Workers replacing a gas line to a west Denver house Tuesday accidentally caused a gas leak that filled the home with natural gas, then exploded.
No one was home at 724 King St. in the Barnum neighborhood when the explosion blew part of the roof off the 6-year-old house just after 3 p.m.
A portion of the north roof was blown over the peak and was resting on the south side. Another piece of roofing was dangling, attached to metal sheathing. The peak was completely open, with some metal exposed.
A neighbor’s truck was damaged, and his birdbath was destroyed, but no other damage was reported.

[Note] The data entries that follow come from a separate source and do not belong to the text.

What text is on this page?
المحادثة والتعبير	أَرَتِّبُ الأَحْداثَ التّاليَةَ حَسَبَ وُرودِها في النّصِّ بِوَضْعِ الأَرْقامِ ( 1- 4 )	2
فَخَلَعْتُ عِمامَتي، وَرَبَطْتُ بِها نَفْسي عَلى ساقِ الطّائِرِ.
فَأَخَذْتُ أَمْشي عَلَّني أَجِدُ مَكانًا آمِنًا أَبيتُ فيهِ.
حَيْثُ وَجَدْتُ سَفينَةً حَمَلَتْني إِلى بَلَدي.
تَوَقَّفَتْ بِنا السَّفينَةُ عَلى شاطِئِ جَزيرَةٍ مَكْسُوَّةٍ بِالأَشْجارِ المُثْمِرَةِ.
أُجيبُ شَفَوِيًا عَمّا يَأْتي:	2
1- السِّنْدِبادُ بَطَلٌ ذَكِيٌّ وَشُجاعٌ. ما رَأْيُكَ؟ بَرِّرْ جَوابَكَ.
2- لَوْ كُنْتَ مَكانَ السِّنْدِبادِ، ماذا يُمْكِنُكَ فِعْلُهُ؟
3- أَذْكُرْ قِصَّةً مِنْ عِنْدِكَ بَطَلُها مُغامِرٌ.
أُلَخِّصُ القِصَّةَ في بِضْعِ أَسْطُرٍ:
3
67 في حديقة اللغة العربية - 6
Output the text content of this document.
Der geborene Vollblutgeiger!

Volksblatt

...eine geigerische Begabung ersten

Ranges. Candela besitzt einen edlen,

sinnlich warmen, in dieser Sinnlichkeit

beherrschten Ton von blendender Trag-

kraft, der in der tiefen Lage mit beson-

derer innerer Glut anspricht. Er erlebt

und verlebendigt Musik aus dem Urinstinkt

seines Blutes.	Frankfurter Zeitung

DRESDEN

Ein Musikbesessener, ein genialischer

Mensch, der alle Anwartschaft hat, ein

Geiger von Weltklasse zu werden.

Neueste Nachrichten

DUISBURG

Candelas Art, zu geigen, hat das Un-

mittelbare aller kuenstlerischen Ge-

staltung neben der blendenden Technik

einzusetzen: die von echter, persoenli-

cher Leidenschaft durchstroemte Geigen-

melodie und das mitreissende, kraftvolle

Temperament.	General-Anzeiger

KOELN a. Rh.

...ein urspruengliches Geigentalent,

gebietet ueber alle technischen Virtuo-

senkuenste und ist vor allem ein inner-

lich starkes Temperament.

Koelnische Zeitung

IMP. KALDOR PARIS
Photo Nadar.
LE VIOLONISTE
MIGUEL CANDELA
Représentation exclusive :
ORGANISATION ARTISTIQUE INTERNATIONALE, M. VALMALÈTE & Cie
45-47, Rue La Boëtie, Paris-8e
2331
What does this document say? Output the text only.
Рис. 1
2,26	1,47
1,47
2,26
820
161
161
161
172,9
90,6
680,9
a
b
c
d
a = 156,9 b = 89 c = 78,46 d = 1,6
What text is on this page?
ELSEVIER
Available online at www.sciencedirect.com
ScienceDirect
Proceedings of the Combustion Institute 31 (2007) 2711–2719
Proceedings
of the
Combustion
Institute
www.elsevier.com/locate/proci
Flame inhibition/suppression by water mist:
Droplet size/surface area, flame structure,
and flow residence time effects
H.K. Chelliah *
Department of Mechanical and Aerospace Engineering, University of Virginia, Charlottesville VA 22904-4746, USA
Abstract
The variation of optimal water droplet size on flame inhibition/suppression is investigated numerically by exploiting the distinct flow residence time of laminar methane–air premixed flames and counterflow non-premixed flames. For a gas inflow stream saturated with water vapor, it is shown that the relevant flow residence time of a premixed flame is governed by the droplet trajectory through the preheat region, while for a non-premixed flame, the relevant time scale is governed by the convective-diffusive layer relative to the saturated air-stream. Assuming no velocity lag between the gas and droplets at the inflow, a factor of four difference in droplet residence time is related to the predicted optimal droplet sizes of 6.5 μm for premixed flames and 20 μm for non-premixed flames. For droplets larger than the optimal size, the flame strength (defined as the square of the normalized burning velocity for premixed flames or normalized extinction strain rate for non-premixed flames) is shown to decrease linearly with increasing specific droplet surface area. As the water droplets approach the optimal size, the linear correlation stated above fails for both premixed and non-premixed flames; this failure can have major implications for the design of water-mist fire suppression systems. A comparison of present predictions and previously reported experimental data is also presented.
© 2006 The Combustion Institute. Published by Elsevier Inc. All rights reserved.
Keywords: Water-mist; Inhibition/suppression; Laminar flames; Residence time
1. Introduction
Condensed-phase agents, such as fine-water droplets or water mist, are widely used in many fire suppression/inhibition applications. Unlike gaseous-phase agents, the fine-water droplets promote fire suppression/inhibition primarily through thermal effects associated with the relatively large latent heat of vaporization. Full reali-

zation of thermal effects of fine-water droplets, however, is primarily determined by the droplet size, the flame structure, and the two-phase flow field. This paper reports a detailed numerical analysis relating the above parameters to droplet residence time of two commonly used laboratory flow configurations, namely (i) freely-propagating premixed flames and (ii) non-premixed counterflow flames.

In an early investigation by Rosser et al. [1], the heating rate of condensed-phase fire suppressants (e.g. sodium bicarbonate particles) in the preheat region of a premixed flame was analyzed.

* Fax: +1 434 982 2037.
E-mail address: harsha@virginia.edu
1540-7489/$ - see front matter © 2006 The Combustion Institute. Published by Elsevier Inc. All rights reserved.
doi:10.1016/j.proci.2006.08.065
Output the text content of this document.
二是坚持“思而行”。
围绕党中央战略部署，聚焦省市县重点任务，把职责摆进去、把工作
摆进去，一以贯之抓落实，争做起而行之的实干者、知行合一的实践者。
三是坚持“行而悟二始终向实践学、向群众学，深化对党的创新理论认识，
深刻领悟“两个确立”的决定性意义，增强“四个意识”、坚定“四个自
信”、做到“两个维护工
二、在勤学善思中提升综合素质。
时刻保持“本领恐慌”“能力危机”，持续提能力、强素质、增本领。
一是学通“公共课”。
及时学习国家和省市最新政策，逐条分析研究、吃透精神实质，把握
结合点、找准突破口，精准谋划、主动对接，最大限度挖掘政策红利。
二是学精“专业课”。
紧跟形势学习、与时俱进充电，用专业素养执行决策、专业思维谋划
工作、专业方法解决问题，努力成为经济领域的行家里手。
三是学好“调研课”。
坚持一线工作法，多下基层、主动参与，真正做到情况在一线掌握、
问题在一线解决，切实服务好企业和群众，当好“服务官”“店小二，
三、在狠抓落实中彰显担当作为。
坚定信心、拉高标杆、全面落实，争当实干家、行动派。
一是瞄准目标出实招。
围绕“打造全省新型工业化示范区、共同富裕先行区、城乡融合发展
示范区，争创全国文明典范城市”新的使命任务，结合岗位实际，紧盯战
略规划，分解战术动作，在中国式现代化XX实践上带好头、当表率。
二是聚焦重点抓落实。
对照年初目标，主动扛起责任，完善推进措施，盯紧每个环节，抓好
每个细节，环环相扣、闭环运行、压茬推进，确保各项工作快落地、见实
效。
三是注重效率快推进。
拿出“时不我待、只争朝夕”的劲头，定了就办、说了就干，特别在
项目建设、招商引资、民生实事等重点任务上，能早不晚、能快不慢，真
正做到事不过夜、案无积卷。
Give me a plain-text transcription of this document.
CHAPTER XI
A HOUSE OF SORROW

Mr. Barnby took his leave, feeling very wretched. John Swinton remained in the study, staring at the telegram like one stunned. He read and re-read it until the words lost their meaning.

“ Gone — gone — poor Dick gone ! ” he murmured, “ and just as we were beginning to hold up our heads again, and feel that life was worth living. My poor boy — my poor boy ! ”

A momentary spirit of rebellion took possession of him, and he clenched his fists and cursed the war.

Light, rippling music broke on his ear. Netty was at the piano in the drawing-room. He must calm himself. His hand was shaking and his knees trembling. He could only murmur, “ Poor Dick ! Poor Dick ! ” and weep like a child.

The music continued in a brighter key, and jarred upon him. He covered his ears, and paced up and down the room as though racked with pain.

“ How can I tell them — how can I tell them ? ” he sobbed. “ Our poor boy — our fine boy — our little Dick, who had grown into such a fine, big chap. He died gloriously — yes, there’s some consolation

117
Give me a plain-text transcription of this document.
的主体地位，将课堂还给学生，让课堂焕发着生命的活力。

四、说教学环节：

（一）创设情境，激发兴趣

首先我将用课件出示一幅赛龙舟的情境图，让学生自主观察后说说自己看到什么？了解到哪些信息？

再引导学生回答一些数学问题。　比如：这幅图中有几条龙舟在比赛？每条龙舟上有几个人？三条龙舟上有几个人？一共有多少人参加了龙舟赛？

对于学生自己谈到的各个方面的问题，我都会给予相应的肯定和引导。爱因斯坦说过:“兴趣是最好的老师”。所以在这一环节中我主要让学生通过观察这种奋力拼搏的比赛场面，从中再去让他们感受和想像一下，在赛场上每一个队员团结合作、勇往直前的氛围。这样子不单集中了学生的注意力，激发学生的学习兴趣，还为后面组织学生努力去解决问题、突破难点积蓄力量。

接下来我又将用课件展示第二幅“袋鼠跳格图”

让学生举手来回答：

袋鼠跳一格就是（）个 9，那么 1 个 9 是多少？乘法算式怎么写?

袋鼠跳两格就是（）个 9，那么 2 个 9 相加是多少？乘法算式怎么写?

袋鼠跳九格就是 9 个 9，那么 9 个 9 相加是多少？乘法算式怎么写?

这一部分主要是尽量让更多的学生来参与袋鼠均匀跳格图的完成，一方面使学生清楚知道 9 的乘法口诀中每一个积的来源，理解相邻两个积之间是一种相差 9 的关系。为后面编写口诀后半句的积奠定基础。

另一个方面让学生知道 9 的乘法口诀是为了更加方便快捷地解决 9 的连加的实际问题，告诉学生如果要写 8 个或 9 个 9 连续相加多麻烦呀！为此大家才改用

“Thank God this didn’t happen in the middle of the night,” said Tiffany Smyth, 36, who owns and occupied the house with her mother, Lynn Smyth. “I don’t know if I’d be standing here.”
The Smyths, both artists and muralists, were at their store in the 1400 block of South Broadway when neighbor Barbara Frost drove up and yelled, “Your house has exploded, and the neighborhood is being evacuated. Get in.”
Their cat was in the house at the time, but they found it later in a neighbor’s yard, rattled but not injured.
Tiffany Smyth said Xcel Energy had notified them by mail that their house was scheduled for work on its gas supply line Tuesday.
“They said one of us should stay home today,” said Lynn. “I said we needed to go to work, that the workers could just go into the cellar if they needed to.”
Lewis “Mac” McWilliams, 55, the neighbor to the north and Frost’s brother, was watching the Olympics on television.
“There was a crew with a backhoe and a drilling rig out in the street,” he said. “I saw two workers near the back of the house with shovels. All of a sudden, there were two big explosions. One of the workers looked like all the hair on his head had been burned off. He was rubbing snow on his face. But he said he was OK.
“The gas flames were shooting out of the pipe in the ground,” McWilliams said. “You could hear the gas shooting out, like steam escaping.”
Frost, McWilliams and their mother have owned their house since 1960.
“The house that exploded was only 6 years old,” Frost said. “An old woman lived there forever. When she moved out, it was in such bad shape that they completely rebuilt it.”
Xcel spokesman Mark Stutz said the burned man was a contractor, not an Xcel employee.